Jul 20, 2013, 02.18 PM IST
Microsoft and Google reported kind of weakish earnings. S&P is flat on the day, DAX is underperforming, there are scary headlines out of Detroit, but the market is seems to be taking things in stride.
Right now the US market is taking everything being thrown at it, says Ryan Detrick, Chief Technical Strategist, Schaeffers Investment Research. US equity benchmarks have been resilient to weak earnings from Microsoft and Google, and the bankruptcy filing by Detroit city.
In an interview to CNBC-TV18, Detrick says the bar has been set too low for this earnings season. That is why most companies have So most companies have managed to beat analyst estimates. On the flip side, if a company were to report negative news, investors would dump the stock. Overall, Detrick is positive on US equities.
Below is the verbatim transcript of Ryan Detrick’s interview on CNBC-TV18
Q: Before we get to the market since we were just headlining what happened in Detroit, just want to understand what really is the sentiment impact from such a development in the United States (US)?
A: Clearly, it is concerning. The US has started to grow and expand, Detroit never could quite fix it. At the same time you look at the US auto industry Ford and General Motors (GM) and those are clearly very closely tied to Detroit, atleast the whole state of Michigan and they are down a little bit today, but they have had a great run. So, it is concerning sure. But your bigger picture, I was going to talk about it in a second, those headlines were scary, the fact Microsoft and Google also had kind of weakish earnings. S&P is flat on the day, DAX is underperforming, there are scary headlines out of Detroit, but the market is what we are talking about here seems to be taking things in the stride fortunately.
Q: To get to the market action, as you said disappointing earnings from Google and Microsoft and the street after the highs yesterday today is infact taking a breather, but just how much of an impact could this have on earnings season. What really are your expectations from the earnings season going ahead?

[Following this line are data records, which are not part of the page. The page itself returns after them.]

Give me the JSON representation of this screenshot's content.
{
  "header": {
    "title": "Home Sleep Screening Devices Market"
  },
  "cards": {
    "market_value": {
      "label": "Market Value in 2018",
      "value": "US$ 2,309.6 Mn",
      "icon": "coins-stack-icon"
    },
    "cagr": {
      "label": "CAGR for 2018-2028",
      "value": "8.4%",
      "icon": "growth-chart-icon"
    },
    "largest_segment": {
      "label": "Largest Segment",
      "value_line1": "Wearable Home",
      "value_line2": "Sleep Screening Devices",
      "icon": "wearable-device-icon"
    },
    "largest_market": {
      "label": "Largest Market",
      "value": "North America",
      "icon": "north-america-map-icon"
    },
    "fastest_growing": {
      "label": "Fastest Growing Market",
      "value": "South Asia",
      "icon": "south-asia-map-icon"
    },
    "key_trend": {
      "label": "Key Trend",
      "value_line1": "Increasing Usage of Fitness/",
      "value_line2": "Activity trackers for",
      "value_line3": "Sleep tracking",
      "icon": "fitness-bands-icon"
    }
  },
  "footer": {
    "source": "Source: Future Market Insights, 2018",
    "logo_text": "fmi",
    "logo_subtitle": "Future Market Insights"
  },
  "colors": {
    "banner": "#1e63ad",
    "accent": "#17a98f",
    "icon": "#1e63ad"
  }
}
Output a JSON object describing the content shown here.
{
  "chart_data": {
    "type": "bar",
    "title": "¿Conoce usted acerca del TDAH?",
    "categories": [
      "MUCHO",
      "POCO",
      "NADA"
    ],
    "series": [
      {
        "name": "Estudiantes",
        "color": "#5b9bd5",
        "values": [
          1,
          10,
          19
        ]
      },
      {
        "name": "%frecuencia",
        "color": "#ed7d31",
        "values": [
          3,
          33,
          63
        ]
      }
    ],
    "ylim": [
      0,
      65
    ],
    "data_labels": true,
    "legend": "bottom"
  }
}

A: Obviously, today it is only tech (not sure), but I don’t think it is quite from the bigger picture, quite as bigger deal. Look at General Electric (GE), I could just say they have some positive things to say and they are having a really good day between four and five percent. So, this earnings season what we are seeing early is we know the bar was set rather low, everyone seems to know that. In the first two weeks or so we have had a good run in the overall stock market as most companies have beat the earnings, but the flip side is if you report any negative news then you can be pounded just like Microsoft is today down over 10 percent. Some other companies we have seen that have disappointed.
So you would better beat the lower bar. But overall we still were positive on the US equities here. Once again small caps are holding up very well today and that in our opinion those are more aggressive by nature, are also more domestic by nature, US based. So that is a good sign. The rally is overextended, but look in one or two months we still think a potential for upward price action is very strong.